Orders for capital goods excluding aircraft and military equipment, a measure of future business investment, advanced 2.1 percent, more than the 1.6 percent gain estimated last week, after falling 1.5 percent the prior month.
Shipments of those goods, used in calculating gross domestic product, increased 0.6 percent, more than previously projected, after dropping 1.5 percent in April.
An unemployment rate exceeding 8 percent is restraining household spending, which accounts for about 70 percent of the economy. Cars and light trucks sold at a 13.7 million annual rate in May, the weakest this year and down from April’s 14.4 million pace, Ward’s Automotive Group data showed.
Factory inventories decreased 0.2 percent in May for a second month, today’s report showed. The draw down in stockpiles may prompt some economists to cut estimates for second-quarter gross domestic product.
Factory shipments climbed 0.5 percent in May, the report also showed. The gain in sales combined with the drop in stocks brought the inventory-to-shipments ratio down to 1.27 months, the lowest reading since September, from 1.28 months in April.

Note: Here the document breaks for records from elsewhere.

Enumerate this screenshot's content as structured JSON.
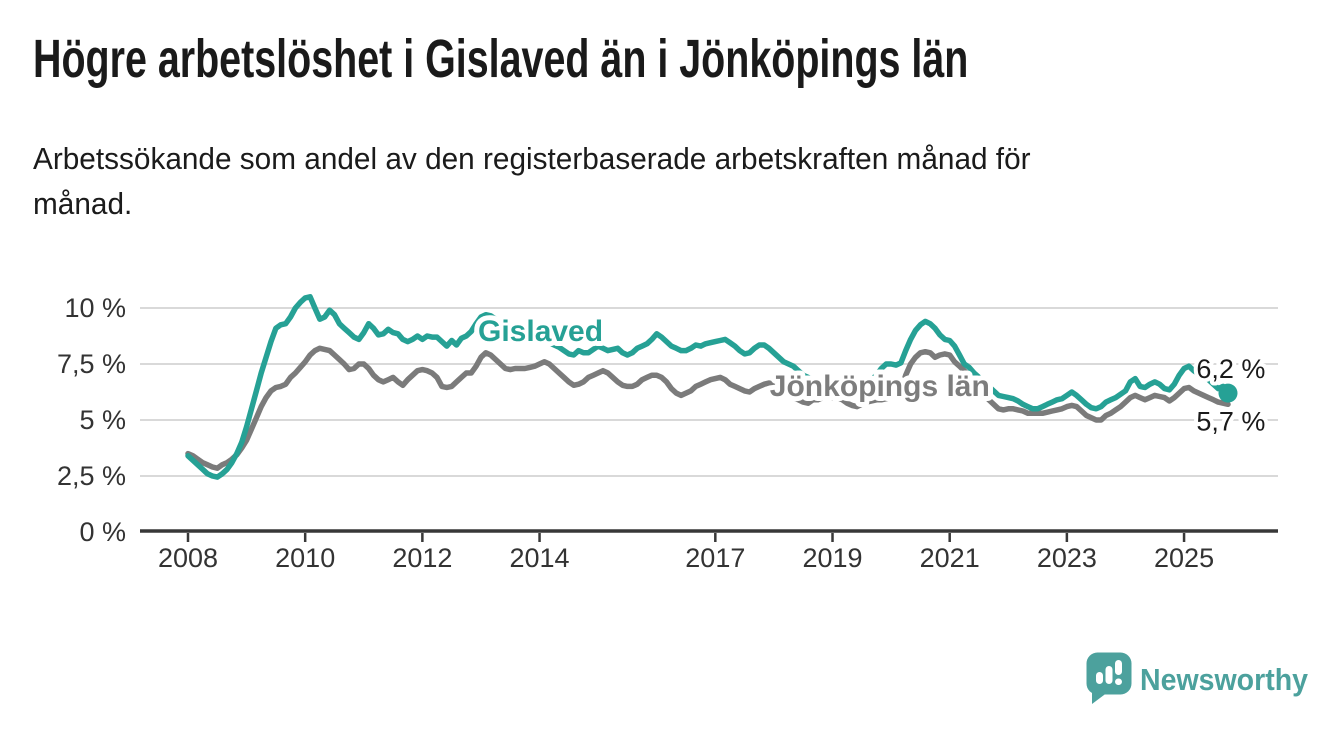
{
  "title": "Högre arbetslöshet i Gislaved än i Jönköpings län",
  "subtitle_line1": "Arbetssökande som andel av den registerbaserade arbetskraften månad för",
  "subtitle_line2": "månad.",
  "branding": {
    "logo_text": "Newsworthy",
    "logo_color": "#4ca19d",
    "logo_icon": "speech-bubble-bar-chart"
  },
  "colors": {
    "gislaved": "#26a195",
    "jonkopings_lan": "#7b7b7b",
    "axis": "#383838",
    "gridline": "#d9d9d9",
    "text": "#1a1a1a"
  },
  "chart_data": {
    "type": "line",
    "title": "Högre arbetslöshet i Gislaved än i Jönköpings län",
    "subtitle": "Arbetssökande som andel av den registerbaserade arbetskraften månad för månad.",
    "x_unit": "month",
    "x_start": "2008-01",
    "x_end": "2025-10",
    "y_unit": "%",
    "ylim": [
      0,
      10.8
    ],
    "grid": true,
    "legend": "inline-labels",
    "x_ticks": [
      {
        "year": 2008,
        "label": "2008"
      },
      {
        "year": 2010,
        "label": "2010"
      },
      {
        "year": 2012,
        "label": "2012"
      },
      {
        "year": 2014,
        "label": "2014"
      },
      {
        "year": 2017,
        "label": "2017"
      },
      {
        "year": 2019,
        "label": "2019"
      },
      {
        "year": 2021,
        "label": "2021"
      },
      {
        "year": 2023,
        "label": "2023"
      },
      {
        "year": 2025,
        "label": "2025"
      }
    ],
    "y_ticks": [
      {
        "value": 0,
        "label": "0 %"
      },
      {
        "value": 2.5,
        "label": "2,5 %"
      },
      {
        "value": 5,
        "label": "5 %"
      },
      {
        "value": 7.5,
        "label": "7,5 %"
      },
      {
        "value": 10,
        "label": "10 %"
      }
    ],
    "series": [
      {
        "name": "Gislaved",
        "color": "#26a195",
        "end_value_label": "6,2 %",
        "end_dot": true,
        "values": [
          3.4,
          3.2,
          3.0,
          2.8,
          2.6,
          2.5,
          2.45,
          2.6,
          2.8,
          3.1,
          3.5,
          4.0,
          4.7,
          5.5,
          6.3,
          7.1,
          7.8,
          8.5,
          9.1,
          9.25,
          9.3,
          9.6,
          10.0,
          10.25,
          10.45,
          10.5,
          10.0,
          9.5,
          9.6,
          9.9,
          9.7,
          9.3,
          9.1,
          8.9,
          8.7,
          8.6,
          8.9,
          9.3,
          9.1,
          8.8,
          8.85,
          9.05,
          8.9,
          8.85,
          8.6,
          8.5,
          8.6,
          8.75,
          8.6,
          8.75,
          8.7,
          8.7,
          8.5,
          8.3,
          8.55,
          8.35,
          8.65,
          8.75,
          8.95,
          9.3,
          9.6,
          9.7,
          9.65,
          9.5,
          9.35,
          9.2,
          9.1,
          9.0,
          8.9,
          8.85,
          8.8,
          8.75,
          8.65,
          8.55,
          8.45,
          8.35,
          8.25,
          8.1,
          7.95,
          7.9,
          8.1,
          8.0,
          8.0,
          8.15,
          8.3,
          8.2,
          8.1,
          8.15,
          8.2,
          8.0,
          7.9,
          8.0,
          8.2,
          8.3,
          8.4,
          8.6,
          8.85,
          8.7,
          8.5,
          8.3,
          8.2,
          8.1,
          8.1,
          8.2,
          8.35,
          8.3,
          8.4,
          8.45,
          8.5,
          8.55,
          8.6,
          8.45,
          8.3,
          8.1,
          7.95,
          8.0,
          8.2,
          8.35,
          8.35,
          8.2,
          8.0,
          7.8,
          7.6,
          7.5,
          7.4,
          7.2,
          7.0,
          6.9,
          6.8,
          6.7,
          6.6,
          6.55,
          6.5,
          6.4,
          6.35,
          6.3,
          6.4,
          6.5,
          6.5,
          6.6,
          6.8,
          7.0,
          7.3,
          7.5,
          7.5,
          7.45,
          7.55,
          8.1,
          8.6,
          9.0,
          9.25,
          9.4,
          9.3,
          9.1,
          8.8,
          8.6,
          8.55,
          8.3,
          7.9,
          7.5,
          7.35,
          7.1,
          6.9,
          6.7,
          6.5,
          6.3,
          6.1,
          6.05,
          6.0,
          5.95,
          5.85,
          5.7,
          5.6,
          5.5,
          5.5,
          5.6,
          5.7,
          5.8,
          5.9,
          5.95,
          6.1,
          6.25,
          6.1,
          5.9,
          5.7,
          5.55,
          5.5,
          5.6,
          5.8,
          5.9,
          6.0,
          6.15,
          6.3,
          6.7,
          6.85,
          6.5,
          6.45,
          6.6,
          6.7,
          6.6,
          6.4,
          6.35,
          6.6,
          7.0,
          7.3,
          7.4,
          7.2,
          7.05,
          6.9,
          6.8,
          6.6,
          6.4,
          6.5,
          6.2
        ]
      },
      {
        "name": "Jönköpings län",
        "color": "#7b7b7b",
        "end_value_label": "5,7 %",
        "end_dot": false,
        "values": [
          3.5,
          3.4,
          3.25,
          3.1,
          3.0,
          2.9,
          2.85,
          3.0,
          3.1,
          3.25,
          3.45,
          3.75,
          4.1,
          4.6,
          5.1,
          5.6,
          6.0,
          6.3,
          6.45,
          6.5,
          6.6,
          6.9,
          7.1,
          7.35,
          7.6,
          7.9,
          8.1,
          8.2,
          8.15,
          8.1,
          7.9,
          7.7,
          7.5,
          7.25,
          7.3,
          7.5,
          7.5,
          7.3,
          7.0,
          6.8,
          6.7,
          6.8,
          6.9,
          6.7,
          6.55,
          6.8,
          7.0,
          7.2,
          7.25,
          7.2,
          7.1,
          6.9,
          6.5,
          6.45,
          6.5,
          6.7,
          6.9,
          7.1,
          7.1,
          7.4,
          7.8,
          8.0,
          7.9,
          7.7,
          7.5,
          7.3,
          7.25,
          7.3,
          7.3,
          7.3,
          7.35,
          7.4,
          7.5,
          7.6,
          7.5,
          7.3,
          7.1,
          6.9,
          6.7,
          6.55,
          6.6,
          6.7,
          6.9,
          7.0,
          7.1,
          7.2,
          7.1,
          6.9,
          6.7,
          6.55,
          6.5,
          6.5,
          6.6,
          6.8,
          6.9,
          7.0,
          7.0,
          6.9,
          6.7,
          6.4,
          6.2,
          6.1,
          6.2,
          6.3,
          6.5,
          6.6,
          6.7,
          6.8,
          6.85,
          6.9,
          6.8,
          6.6,
          6.5,
          6.4,
          6.3,
          6.25,
          6.4,
          6.5,
          6.6,
          6.65,
          6.6,
          6.5,
          6.3,
          6.1,
          6.0,
          5.9,
          5.8,
          5.75,
          5.9,
          5.9,
          6.0,
          6.0,
          6.0,
          6.0,
          5.9,
          5.75,
          5.65,
          5.6,
          5.7,
          5.8,
          5.85,
          5.9,
          5.9,
          5.95,
          6.0,
          6.1,
          6.3,
          7.0,
          7.5,
          7.8,
          8.0,
          8.05,
          8.0,
          7.8,
          7.9,
          7.95,
          7.9,
          7.6,
          7.4,
          7.2,
          7.0,
          6.8,
          6.5,
          6.2,
          5.9,
          5.7,
          5.5,
          5.45,
          5.5,
          5.5,
          5.45,
          5.4,
          5.3,
          5.3,
          5.3,
          5.3,
          5.35,
          5.4,
          5.45,
          5.5,
          5.6,
          5.65,
          5.6,
          5.4,
          5.2,
          5.1,
          5.0,
          5.0,
          5.2,
          5.3,
          5.45,
          5.6,
          5.8,
          6.0,
          6.1,
          6.0,
          5.9,
          6.0,
          6.1,
          6.05,
          6.0,
          5.85,
          6.0,
          6.2,
          6.4,
          6.45,
          6.3,
          6.2,
          6.1,
          6.0,
          5.9,
          5.8,
          5.75,
          5.7
        ]
      }
    ],
    "annotations": [
      {
        "text": "Gislaved",
        "x": 2012.95,
        "y": 8.53,
        "color": "#26a195",
        "bold": true
      },
      {
        "text": "Jönköpings län",
        "x": 2017.93,
        "y": 6.07,
        "color": "#7d7d7d",
        "bold": true
      },
      {
        "text": "6,2 %",
        "x": 2025.21,
        "y": 6.88,
        "color": "#1a1a1a",
        "bold": false
      },
      {
        "text": "5,7 %",
        "x": 2025.21,
        "y": 4.54,
        "color": "#1a1a1a",
        "bold": false
      }
    ]
  }
}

Manufacturing accounts for about 12 percent of the economy and has been at the forefront of the recovery that began June 2009. Cooling business investment means it may offer less support to the expansion in the second quarter.
The Institute for Supply Management’s index fell to 49.7 in June, the first contraction in almost three years and worse than the most-pessimistic forecast in a Bloomberg News survey, a report showed yesterday.
Regional figures reinforce the slowdown. Manufacturing in the Philadelphia area shrank in June at the fastest pace in almost a year, while New York-region factories expanded at the slowest rate in seven months.
Executives at Wilmington, Del.-based DuPont, the third- largest U.S. chemical maker, said while growth in North America is holding up, they are concerned about a slowdown in China and Germany’s dependence on exports.
“My number one worry is what will happen in Europe over the next six to nine months,” Diane Gulyas, group vice president of DuPont’s performance-materials segment, said on a conference call with analysts on June 14.
Joy Global, the maker of P&H and Joy mining equipment, cut forecasts for full-year earnings and revenue as companies ease capital expenditure amid concern over the slowdown in China. Equipment orders fell 62 percent in the fiscal second quarter from a year earlier primarily due to a weak U.S. coal market, the Milwaukee-based company said in May.
The rest of the world is reporting weaker results. Euro-area manufacturing contracted for an 11th straight month in June as Europe’s debt crisis sapped demand. A manufacturing purchasing managers’ index for China fell to 48.2 last month from 48.4 in May, HSBC Holdings Plc and Markit said yesterday.